It could be good corporate policy to prepare for global warming.
So, when I heard that CDP, a climate research group, had ranked corporate readiness for a low-carbon economy, I took a look. Their focus was 16 of the largest Consumer Goods companies.
Using a weighted average, CDP concluded that U.S. companies were the least ready to make the transition to a low-carbon economy. The Europeans fared better. You can see that Danone was at the top and Kraft Heinz at the bottom for the food and beverage companies:
Somewhat similarly, Unilever and L’Oréal topped the household and personal care products list:
Essentially we are just asking who is ready to make the transition to a lower emissions economy. The food companies have the biggest problems on the supply side because they depend on agriculture. Meanwhile the personal care companies have consumers to worry about. The concern here is the water and energy that their products require.

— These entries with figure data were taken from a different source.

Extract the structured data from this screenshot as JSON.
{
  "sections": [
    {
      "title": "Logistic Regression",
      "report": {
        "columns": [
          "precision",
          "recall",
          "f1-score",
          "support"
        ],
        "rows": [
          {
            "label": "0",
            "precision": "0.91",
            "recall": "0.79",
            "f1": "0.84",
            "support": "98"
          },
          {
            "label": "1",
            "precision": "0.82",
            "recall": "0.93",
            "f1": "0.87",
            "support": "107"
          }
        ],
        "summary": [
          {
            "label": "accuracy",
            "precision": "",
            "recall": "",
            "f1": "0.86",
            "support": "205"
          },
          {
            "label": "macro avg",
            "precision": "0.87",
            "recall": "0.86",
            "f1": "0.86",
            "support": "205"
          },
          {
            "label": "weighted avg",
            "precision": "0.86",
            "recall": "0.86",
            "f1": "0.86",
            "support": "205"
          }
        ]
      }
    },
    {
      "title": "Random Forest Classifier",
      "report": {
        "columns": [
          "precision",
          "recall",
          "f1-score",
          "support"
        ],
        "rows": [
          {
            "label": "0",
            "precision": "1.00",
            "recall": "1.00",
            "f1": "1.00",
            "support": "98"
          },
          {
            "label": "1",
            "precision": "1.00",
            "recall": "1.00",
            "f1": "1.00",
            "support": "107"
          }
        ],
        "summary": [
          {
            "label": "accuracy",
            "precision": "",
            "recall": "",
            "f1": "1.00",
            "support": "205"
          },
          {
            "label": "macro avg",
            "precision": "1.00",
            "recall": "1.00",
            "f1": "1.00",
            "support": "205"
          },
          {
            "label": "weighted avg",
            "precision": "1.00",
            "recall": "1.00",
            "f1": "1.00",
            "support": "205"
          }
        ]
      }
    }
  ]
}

More precisely, CDP selected criteria in four areas::
- Companies had “transition risks” from raw material and emissions exposure.
- Their “physical risks” would come from water management problems.
- But, there were “transition opportunities” if they recognized consumer preferences and the potential of renewable energy.
- However, they had to have the appropriate “climate governance and strategy.” We could just say they needed the right corporate structure for a new strategy.
The report concluded that companies still had a long way to go. Yes, they were using less packaging and replacing petrochemicals. And, many recognized they needed more of a vegan identity. But instead of changing their core operations, they were acquiring smaller environmentally friendly brands. They point out that many were not positioned to respond to new consumer preferences.
Our Bottom Line: Private Cost and Social Benefit
If we look back to the early and mid-19th century surge of canal building in the United States, the private firms that built them insufficiently profited. However, the social benefit of a canal network was immense. A canal network facilitated the regional specialization that propelled economic growth. Because of a canal network, we could move people and goods over a vast portion of the nation.
Now, with large consumer goods companies planning for global warming, I suspect similar questions are relevant. We can compare their private cost and societal impact. Our answers could lead us straight to the government subsidies that have been fueling environmentally friendly industries.
I assume though that Kraft’s Mac & Cheese is not due for a subsidy.
My sources and more: Listening to Bloomberg radio today, I heard about a new report from the CDP (originally the Carbon Disclosure Project). CDP is a highly rated climate change research group. The report ranked the carbon awareness of major consumer products firms.